Mara: Whew, I worry about all this, too. I do think New York can no longer rely on the commuter economy and will have to become more creative about getting people back to its business centers, especially in Midtown. Building more affordable housing there to replace the unused office towers (is there a bingo card for “housing”?) is one way to go about this. But we’ll likely need to get creative, too, using our assets to draw pedestrians back to public spaces. That could mean more events and festivals, but also transforming more public spaces into attractive pedestrian plazas, or bringing art from some of the city’s world-renowned museums into the street. I continue to think the subway musicians deserve a bigger spotlight.
I think you’ve lived in New York longer than I’ve been alive, David. Is the city in trouble? Or is it simply changing as it always has?

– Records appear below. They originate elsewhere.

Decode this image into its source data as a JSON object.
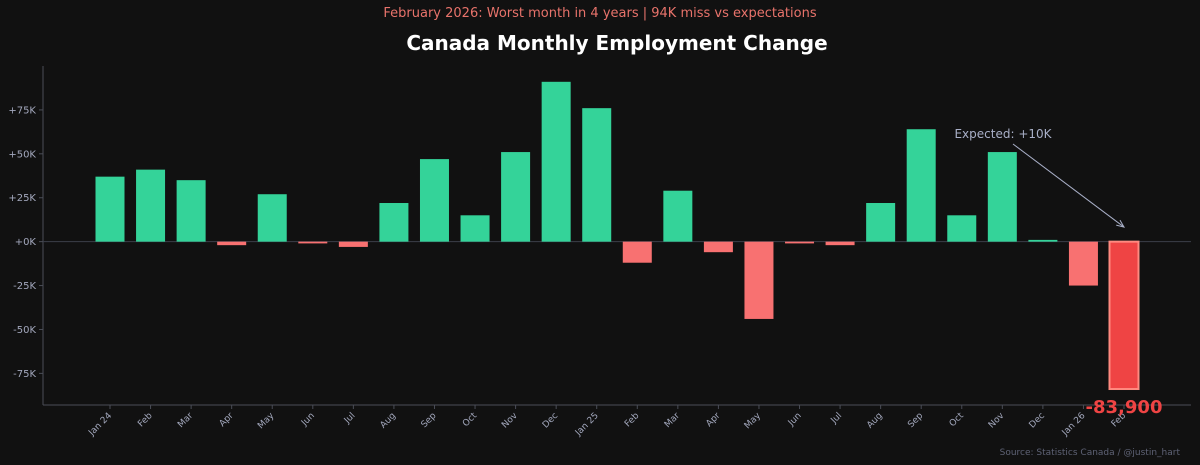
{
  "chart_data": {
    "type": "bar",
    "title": "Canada Monthly Employment Change",
    "subtitle": "February 2026: Worst month in 4 years | 94K miss vs expectations",
    "source": "Source: Statistics Canada / @justin_hart",
    "categories": [
      "Jan 24",
      "Feb",
      "Mar",
      "Apr",
      "May",
      "Jun",
      "Jul",
      "Aug",
      "Sep",
      "Oct",
      "Nov",
      "Dec",
      "Jan 25",
      "Feb",
      "Mar",
      "Apr",
      "May",
      "Jun",
      "Jul",
      "Aug",
      "Sep",
      "Oct",
      "Nov",
      "Dec",
      "Jan 26",
      "Feb"
    ],
    "values": [
      37000,
      41000,
      35000,
      -2000,
      27000,
      -1000,
      -3000,
      22000,
      47000,
      15000,
      51000,
      91000,
      76000,
      -12000,
      29000,
      -6000,
      -44000,
      -1000,
      -2000,
      22000,
      64000,
      15000,
      51000,
      1000,
      -25000,
      -83900
    ],
    "ylim": [
      -93000,
      100000
    ],
    "yticks": [
      -75000,
      -50000,
      -25000,
      0,
      25000,
      50000,
      75000
    ],
    "ytick_labels": [
      "-75K",
      "-50K",
      "-25K",
      "+0K",
      "+25K",
      "+50K",
      "+75K"
    ],
    "xlabel": "",
    "ylabel": "",
    "grid": false,
    "colors": {
      "positive": "#34d399",
      "negative": "#f87171",
      "highlight": "#ef4444",
      "highlight_edge": "#ff8a80",
      "zero_line": "#3b3f4a",
      "axis": "#4a4d57",
      "arrow": "#a9b0c8"
    },
    "annotations": {
      "expected_label": "Expected: +10K",
      "expected_value": 10000,
      "highlight_label": "-83,900"
    }
  }
}
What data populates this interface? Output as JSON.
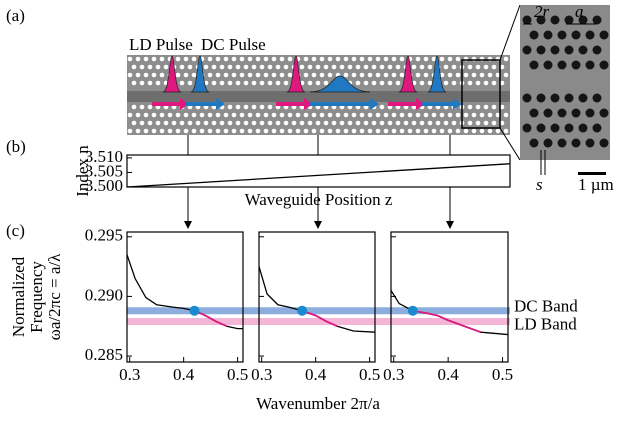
{
  "panel_labels": [
    "(a)",
    "(b)",
    "(c)"
  ],
  "pulses": [
    {
      "name": "LD Pulse",
      "color": "#e0177f"
    },
    {
      "name": "DC Pulse",
      "color": "#1f78c1"
    }
  ],
  "sem": {
    "hole_diameter": "2r",
    "period": "a",
    "gap": "s",
    "scale_bar": "1 µm"
  },
  "bands": [
    {
      "name": "DC Band",
      "color": "#7aa0d8",
      "value": 0.2888
    },
    {
      "name": "LD Band",
      "color": "#f4a9d0",
      "value": 0.2879
    }
  ],
  "chart_data": [
    {
      "type": "line",
      "y_label": "Index n",
      "x_label": "Waveguide Position z",
      "xlim": [
        0,
        1
      ],
      "ylim": [
        3.5,
        3.511
      ],
      "yticks": [
        {
          "value": 3.5,
          "label": "3.500"
        },
        {
          "value": 3.505,
          "label": "3.505"
        },
        {
          "value": 3.51,
          "label": "3.510"
        }
      ],
      "series": [
        {
          "color": "#000000",
          "x": [
            0,
            1
          ],
          "values": [
            3.5,
            3.508
          ]
        }
      ]
    },
    {
      "type": "line",
      "y_label": [
        "Normalized",
        "Frequency",
        "ωa/2πc = a/λ"
      ],
      "x_label": "Wavenumber 2π/a",
      "xlim": [
        0.295,
        0.51
      ],
      "ylim": [
        0.2845,
        0.2954
      ],
      "ytick_labels": true,
      "yticks": [
        {
          "value": 0.285,
          "label": "0.285"
        },
        {
          "value": 0.29,
          "label": "0.290"
        },
        {
          "value": 0.295,
          "label": "0.295"
        }
      ],
      "xticks": [
        0.3,
        0.4,
        0.5
      ],
      "series": [
        {
          "color": "#000000",
          "x": [
            0.295,
            0.31,
            0.33,
            0.35,
            0.38,
            0.4,
            0.42,
            0.44,
            0.46,
            0.48,
            0.5,
            0.51
          ],
          "values": [
            0.2935,
            0.2915,
            0.2899,
            0.2893,
            0.2891,
            0.289,
            0.2888,
            0.2884,
            0.2879,
            0.2875,
            0.2873,
            0.2873
          ]
        },
        {
          "color": "#d81b7d",
          "x": [
            0.42,
            0.44,
            0.46,
            0.48
          ],
          "values": [
            0.2888,
            0.2884,
            0.2879,
            0.2875
          ]
        }
      ],
      "marker": {
        "x": 0.42,
        "y": 0.2888,
        "color": "#1a8ad0"
      }
    },
    {
      "type": "line",
      "xlim": [
        0.295,
        0.51
      ],
      "ylim": [
        0.2845,
        0.2954
      ],
      "ytick_labels": false,
      "yticks": [
        0.285,
        0.29,
        0.295
      ],
      "xticks": [
        0.3,
        0.4,
        0.5
      ],
      "series": [
        {
          "color": "#000000",
          "x": [
            0.295,
            0.31,
            0.33,
            0.35,
            0.375,
            0.4,
            0.42,
            0.44,
            0.47,
            0.51
          ],
          "values": [
            0.2925,
            0.2902,
            0.2893,
            0.2891,
            0.2888,
            0.2884,
            0.2879,
            0.2875,
            0.2871,
            0.287
          ]
        },
        {
          "color": "#d81b7d",
          "x": [
            0.375,
            0.4,
            0.42,
            0.44
          ],
          "values": [
            0.2888,
            0.2884,
            0.2879,
            0.2875
          ]
        }
      ],
      "marker": {
        "x": 0.375,
        "y": 0.2888,
        "color": "#1a8ad0"
      }
    },
    {
      "type": "line",
      "xlim": [
        0.295,
        0.51
      ],
      "ylim": [
        0.2845,
        0.2954
      ],
      "ytick_labels": false,
      "yticks": [
        0.285,
        0.29,
        0.295
      ],
      "xticks": [
        0.3,
        0.4,
        0.5
      ],
      "series": [
        {
          "color": "#000000",
          "x": [
            0.295,
            0.31,
            0.335,
            0.36,
            0.38,
            0.4,
            0.43,
            0.46,
            0.51
          ],
          "values": [
            0.2905,
            0.2894,
            0.2888,
            0.2886,
            0.2884,
            0.288,
            0.2875,
            0.287,
            0.2868
          ]
        },
        {
          "color": "#d81b7d",
          "x": [
            0.335,
            0.36,
            0.38,
            0.4,
            0.43,
            0.46
          ],
          "values": [
            0.2888,
            0.2886,
            0.2884,
            0.288,
            0.2875,
            0.287
          ]
        }
      ],
      "marker": {
        "x": 0.335,
        "y": 0.2888,
        "color": "#1a8ad0"
      }
    }
  ]
}
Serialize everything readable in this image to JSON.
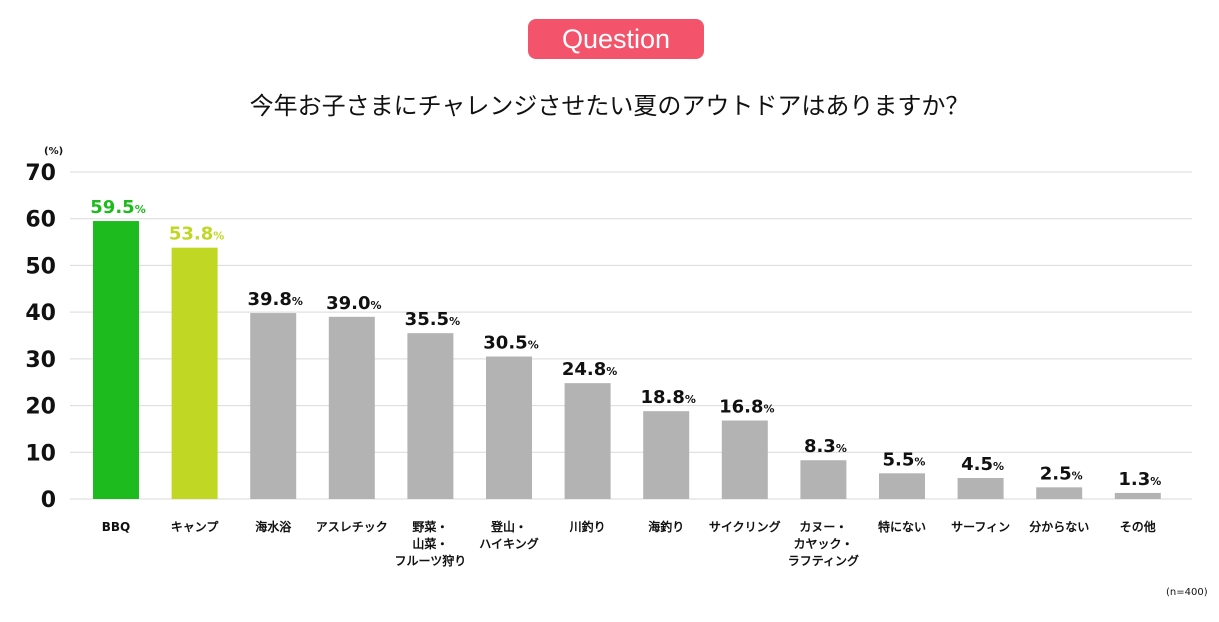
{
  "badge": "Question",
  "title": "今年お子さまにチャレンジさせたい夏のアウトドアはありますか？",
  "unit_label": "(%)",
  "sample_note": "(n=400)",
  "colors": {
    "first": "#1dbb1d",
    "second": "#c0d823",
    "other": "#b3b3b3",
    "grid": "#d9d9d9",
    "badge": "#f3546b"
  },
  "chart_data": {
    "type": "bar",
    "ylim": [
      0,
      70
    ],
    "yticks": [
      "0",
      "10",
      "20",
      "30",
      "40",
      "50",
      "60",
      "70"
    ],
    "grid": true,
    "categories": [
      [
        "BBQ"
      ],
      [
        "キャンプ"
      ],
      [
        "海水浴"
      ],
      [
        "アスレチック"
      ],
      [
        "野菜・",
        "山菜・",
        "フルーツ狩り"
      ],
      [
        "登山・",
        "ハイキング"
      ],
      [
        "川釣り"
      ],
      [
        "海釣り"
      ],
      [
        "サイクリング"
      ],
      [
        "カヌー・",
        "カヤック・",
        "ラフティング"
      ],
      [
        "特にない"
      ],
      [
        "サーフィン"
      ],
      [
        "分からない"
      ],
      [
        "その他"
      ]
    ],
    "values": [
      59.5,
      53.8,
      39.8,
      39.0,
      35.5,
      30.5,
      24.8,
      18.8,
      16.8,
      8.3,
      5.5,
      4.5,
      2.5,
      1.3
    ],
    "value_labels": [
      "59.5",
      "53.8",
      "39.8",
      "39.0",
      "35.5",
      "30.5",
      "24.8",
      "18.8",
      "16.8",
      "8.3",
      "5.5",
      "4.5",
      "2.5",
      "1.3"
    ],
    "value_suffix": "%"
  }
}
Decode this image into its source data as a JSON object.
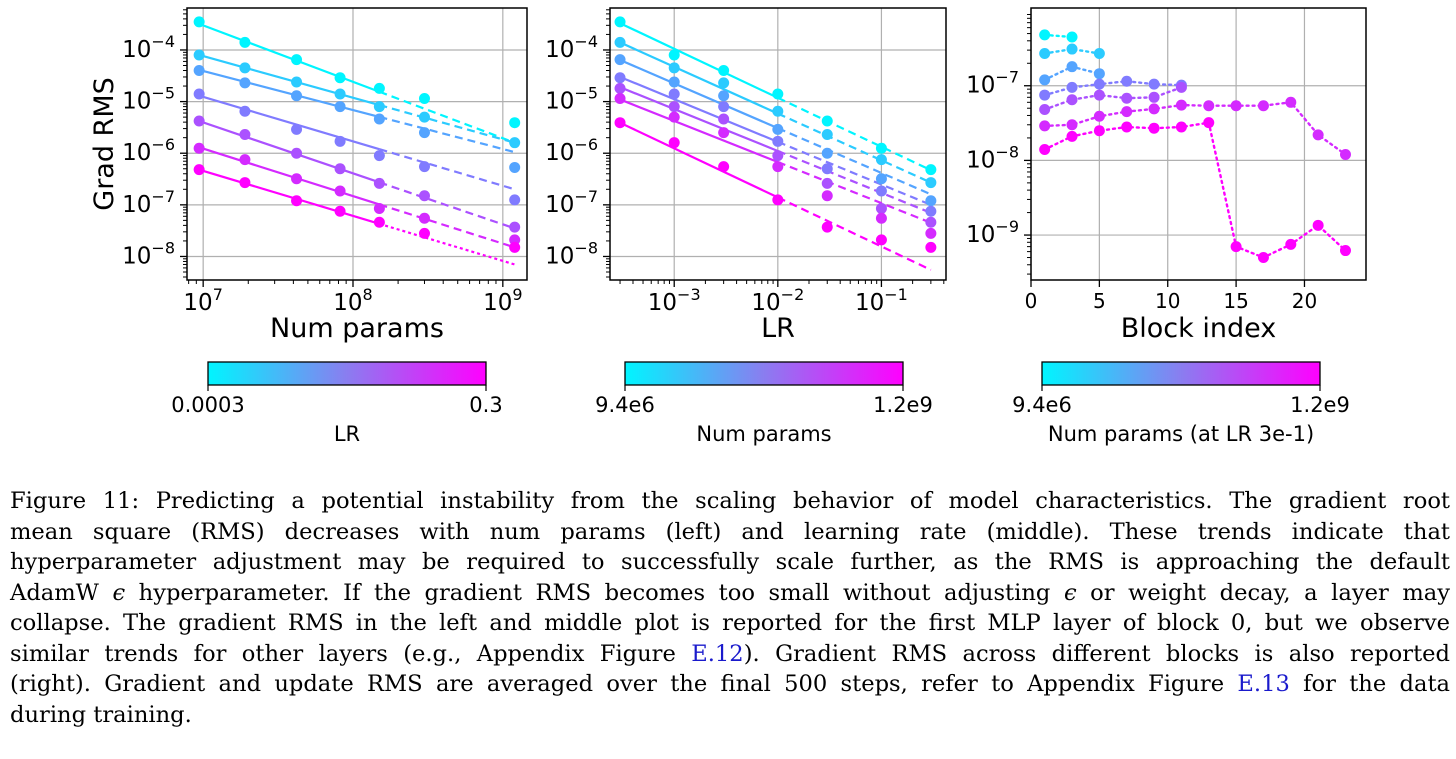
{
  "figure": {
    "colors": {
      "start": "#00f5ff",
      "end": "#ff00ff",
      "grid": "#b0b0b0"
    },
    "panels": [
      {
        "name": "grad-rms-vs-num-params",
        "xlabel": "Num params",
        "ylabel": "Grad RMS",
        "x_scale": "log",
        "y_scale": "log",
        "xlim": [
          7800000.0,
          1450000000.0
        ],
        "ylim": [
          3.5e-09,
          0.00065
        ],
        "x_ticks": [
          {
            "v": 10000000.0,
            "e": "7"
          },
          {
            "v": 100000000.0,
            "e": "8"
          },
          {
            "v": 1000000000.0,
            "e": "9"
          }
        ],
        "y_ticks": [
          {
            "v": 1e-08,
            "e": "−8"
          },
          {
            "v": 1e-07,
            "e": "−7"
          },
          {
            "v": 1e-06,
            "e": "−6"
          },
          {
            "v": 1e-05,
            "e": "−5"
          },
          {
            "v": 0.0001,
            "e": "−4"
          }
        ],
        "colorbar": {
          "min_label": "0.0003",
          "max_label": "0.3",
          "label": "LR"
        }
      },
      {
        "name": "grad-rms-vs-lr",
        "xlabel": "LR",
        "ylabel": "",
        "x_scale": "log",
        "y_scale": "log",
        "xlim": [
          0.00024,
          0.42
        ],
        "ylim": [
          3.5e-09,
          0.00065
        ],
        "x_ticks": [
          {
            "v": 0.001,
            "e": "−3"
          },
          {
            "v": 0.01,
            "e": "−2"
          },
          {
            "v": 0.1,
            "e": "−1"
          }
        ],
        "y_ticks": [
          {
            "v": 1e-08,
            "e": "−8"
          },
          {
            "v": 1e-07,
            "e": "−7"
          },
          {
            "v": 1e-06,
            "e": "−6"
          },
          {
            "v": 1e-05,
            "e": "−5"
          },
          {
            "v": 0.0001,
            "e": "−4"
          }
        ],
        "colorbar": {
          "min_label": "9.4e6",
          "max_label": "1.2e9",
          "label": "Num params"
        }
      },
      {
        "name": "grad-rms-vs-block-index",
        "xlabel": "Block index",
        "ylabel": "",
        "x_scale": "linear",
        "y_scale": "log",
        "xlim": [
          0,
          24.5
        ],
        "ylim": [
          2.5e-10,
          1.1e-06
        ],
        "x_ticks": [
          {
            "v": 0,
            "t": "0"
          },
          {
            "v": 5,
            "t": "5"
          },
          {
            "v": 10,
            "t": "10"
          },
          {
            "v": 15,
            "t": "15"
          },
          {
            "v": 20,
            "t": "20"
          }
        ],
        "y_ticks": [
          {
            "v": 1e-09,
            "e": "−9"
          },
          {
            "v": 1e-08,
            "e": "−8"
          },
          {
            "v": 1e-07,
            "e": "−7"
          }
        ],
        "colorbar": {
          "min_label": "9.4e6",
          "max_label": "1.2e9",
          "label": "Num params (at LR 3e-1)"
        }
      }
    ]
  },
  "chart_data": [
    {
      "type": "scatter",
      "xlabel": "Num params",
      "ylabel": "Grad RMS",
      "x_scale": "log",
      "y_scale": "log",
      "x": [
        9400000.0,
        19000000.0,
        42000000.0,
        82000000.0,
        150000000.0,
        300000000.0,
        1200000000.0
      ],
      "series": [
        {
          "values": [
            0.00035,
            0.00014,
            6.5e-05,
            2.9e-05,
            1.8e-05,
            1.15e-05,
            3.9e-06
          ],
          "color_t": 0.0
        },
        {
          "values": [
            8e-05,
            4.5e-05,
            2.4e-05,
            1.4e-05,
            8e-06,
            5e-06,
            1.6e-06
          ],
          "color_t": 0.17
        },
        {
          "values": [
            4e-05,
            2.3e-05,
            1.3e-05,
            8e-06,
            4.6e-06,
            2.5e-06,
            5.3e-07
          ],
          "color_t": 0.33
        },
        {
          "values": [
            1.4e-05,
            6.5e-06,
            2.9e-06,
            1.7e-06,
            9e-07,
            5.5e-07,
            1.25e-07
          ],
          "color_t": 0.5
        },
        {
          "values": [
            4.2e-06,
            2.3e-06,
            1e-06,
            5e-07,
            2.6e-07,
            1.5e-07,
            3.7e-08
          ],
          "color_t": 0.67
        },
        {
          "values": [
            1.25e-06,
            7.5e-07,
            3.2e-07,
            1.85e-07,
            8.5e-08,
            5.5e-08,
            2.1e-08
          ],
          "color_t": 0.83
        },
        {
          "values": [
            4.8e-07,
            2.7e-07,
            1.2e-07,
            7.5e-08,
            4.6e-08,
            2.8e-08,
            1.5e-08
          ],
          "color_t": 1.0
        }
      ],
      "fit_lines": [
        {
          "y0": 0.00032,
          "y1": 1.6e-06,
          "color_t": 0.0
        },
        {
          "y0": 8e-05,
          "y1": 1.6e-06,
          "color_t": 0.17
        },
        {
          "y0": 4.1e-05,
          "y1": 1.05e-06,
          "color_t": 0.33
        },
        {
          "y0": 1.3e-05,
          "y1": 2e-07,
          "color_t": 0.5
        },
        {
          "y0": 4.2e-06,
          "y1": 3.5e-08,
          "color_t": 0.67
        },
        {
          "y0": 1.3e-06,
          "y1": 1.5e-08,
          "color_t": 0.83
        },
        {
          "y0": 4.8e-07,
          "y1": 7e-09,
          "color_t": 1.0
        }
      ],
      "fit_x": [
        9400000.0,
        1200000000.0
      ],
      "fit_solid_until": 150000000.0,
      "colorbar": {
        "min": 0.0003,
        "max": 0.3,
        "label": "LR"
      }
    },
    {
      "type": "scatter",
      "xlabel": "LR",
      "ylabel": "Grad RMS",
      "x_scale": "log",
      "y_scale": "log",
      "x": [
        0.0003,
        0.001,
        0.003,
        0.01,
        0.03,
        0.1,
        0.3
      ],
      "series": [
        {
          "values": [
            0.00035,
            8e-05,
            4e-05,
            1.4e-05,
            4.2e-06,
            1.25e-06,
            4.8e-07
          ],
          "color_t": 0.0
        },
        {
          "values": [
            0.00014,
            4.5e-05,
            2.3e-05,
            6.5e-06,
            2.3e-06,
            7.5e-07,
            2.7e-07
          ],
          "color_t": 0.17
        },
        {
          "values": [
            6.5e-05,
            2.4e-05,
            1.3e-05,
            2.9e-06,
            1e-06,
            3.2e-07,
            1.2e-07
          ],
          "color_t": 0.33
        },
        {
          "values": [
            2.9e-05,
            1.4e-05,
            8e-06,
            1.7e-06,
            5e-07,
            1.85e-07,
            7.5e-08
          ],
          "color_t": 0.5
        },
        {
          "values": [
            1.8e-05,
            8e-06,
            4.6e-06,
            9e-07,
            2.6e-07,
            8.5e-08,
            4.6e-08
          ],
          "color_t": 0.67
        },
        {
          "values": [
            1.15e-05,
            5e-06,
            2.5e-06,
            5.5e-07,
            1.5e-07,
            5.5e-08,
            2.8e-08
          ],
          "color_t": 0.83
        },
        {
          "values": [
            3.9e-06,
            1.6e-06,
            5.5e-07,
            1.25e-07,
            3.7e-08,
            2.1e-08,
            1.5e-08
          ],
          "color_t": 1.0
        }
      ],
      "fit_lines": [
        {
          "y0": 0.00033,
          "y1": 4.7e-07,
          "color_t": 0.0
        },
        {
          "y0": 0.00014,
          "y1": 2.7e-07,
          "color_t": 0.17
        },
        {
          "y0": 6.4e-05,
          "y1": 1.6e-07,
          "color_t": 0.33
        },
        {
          "y0": 3e-05,
          "y1": 1e-07,
          "color_t": 0.5
        },
        {
          "y0": 1.9e-05,
          "y1": 7e-08,
          "color_t": 0.67
        },
        {
          "y0": 1.1e-05,
          "y1": 4.5e-08,
          "color_t": 0.83
        },
        {
          "y0": 3.9e-06,
          "y1": 5.5e-09,
          "color_t": 1.0
        }
      ],
      "fit_x": [
        0.0003,
        0.3
      ],
      "fit_solid_until": 0.01,
      "colorbar": {
        "min": 9400000.0,
        "max": 1200000000.0,
        "label": "Num params"
      }
    },
    {
      "type": "line",
      "xlabel": "Block index",
      "ylabel": "Grad RMS",
      "x_scale": "linear",
      "y_scale": "log",
      "line_style": "dotted",
      "series": [
        {
          "x": [
            1,
            3
          ],
          "values": [
            4.8e-07,
            4.5e-07
          ],
          "color_t": 0.0
        },
        {
          "x": [
            1,
            3,
            5
          ],
          "values": [
            2.7e-07,
            3.1e-07,
            2.7e-07
          ],
          "color_t": 0.17
        },
        {
          "x": [
            1,
            3,
            5
          ],
          "values": [
            1.2e-07,
            1.8e-07,
            1.45e-07
          ],
          "color_t": 0.33
        },
        {
          "x": [
            1,
            3,
            5,
            7,
            9,
            11
          ],
          "values": [
            7.5e-08,
            9.5e-08,
            1.05e-07,
            1.15e-07,
            1.05e-07,
            1.02e-07
          ],
          "color_t": 0.5
        },
        {
          "x": [
            1,
            3,
            5,
            7,
            9,
            11
          ],
          "values": [
            4.8e-08,
            6.5e-08,
            7.5e-08,
            6.8e-08,
            7e-08,
            9.5e-08
          ],
          "color_t": 0.67
        },
        {
          "x": [
            1,
            3,
            5,
            7,
            9,
            11,
            13,
            15,
            17,
            19,
            21,
            23
          ],
          "values": [
            2.9e-08,
            3e-08,
            3.9e-08,
            4.5e-08,
            4.9e-08,
            5.5e-08,
            5.4e-08,
            5.4e-08,
            5.4e-08,
            6e-08,
            2.2e-08,
            1.2e-08
          ],
          "color_t": 0.83
        },
        {
          "x": [
            1,
            3,
            5,
            7,
            9,
            11,
            13,
            15,
            17,
            19,
            21,
            23
          ],
          "values": [
            1.4e-08,
            2.1e-08,
            2.5e-08,
            2.8e-08,
            2.7e-08,
            2.8e-08,
            3.2e-08,
            7e-10,
            5e-10,
            7.5e-10,
            1.35e-09,
            6.2e-10
          ],
          "color_t": 1.0
        }
      ],
      "colorbar": {
        "min": 9400000.0,
        "max": 1200000000.0,
        "label": "Num params (at LR 3e-1)"
      }
    }
  ],
  "caption": {
    "lines": [
      [
        {
          "t": "Figure 11: Predicting a potential instability from the scaling behavior of model characteristics. The gradient root"
        }
      ],
      [
        {
          "t": "mean square (RMS) decreases with num params (left) and learning rate (middle).  These trends indicate that"
        }
      ],
      [
        {
          "t": "hyperparameter adjustment may be required to successfully scale further, as the RMS is approaching the default"
        }
      ],
      [
        {
          "t": "AdamW "
        },
        {
          "t": "ϵ",
          "c": "eps"
        },
        {
          "t": " hyperparameter. If the gradient RMS becomes too small without adjusting "
        },
        {
          "t": "ϵ",
          "c": "eps"
        },
        {
          "t": " or weight decay, a layer may"
        }
      ],
      [
        {
          "t": "collapse. The gradient RMS in the left and middle plot is reported for the first MLP layer of block 0, but we observe"
        }
      ],
      [
        {
          "t": "similar trends for other layers (e.g., Appendix Figure "
        },
        {
          "t": "E.12",
          "c": "link"
        },
        {
          "t": "). Gradient RMS across different blocks is also reported"
        }
      ],
      [
        {
          "t": "(right). Gradient and update RMS are averaged over the final 500 steps, refer to Appendix Figure "
        },
        {
          "t": "E.13",
          "c": "link"
        },
        {
          "t": " for the data"
        }
      ],
      [
        {
          "t": "during training."
        }
      ]
    ]
  }
}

David: New York is too smart, too vibrant, too creative and ultimately too vital to ever really be in inescapable trouble. When that came close to happening in the 1970s, a bunch of brave and brilliant people rescued the city, and smaller, less-heralded rescues have happened many times since then. What I do worry about is the declining quality of the city’s civic and political leadership, caused in part by the polarization of the country and the deep economic and class divisions that keep so many New Yorkers from contacting and understanding each other. Most city residents have no idea what life is like in neighborhoods like Soundview, Maspeth, Hollis, Corona or St. George, and have little interest in knowing. Politicians speak only to tiny fractions of the electorate. Until we find a unifying figure who can speak with understanding to this vast city, we may continue to stumble through a series of crises. But I still wouldn’t want to live anywhere else.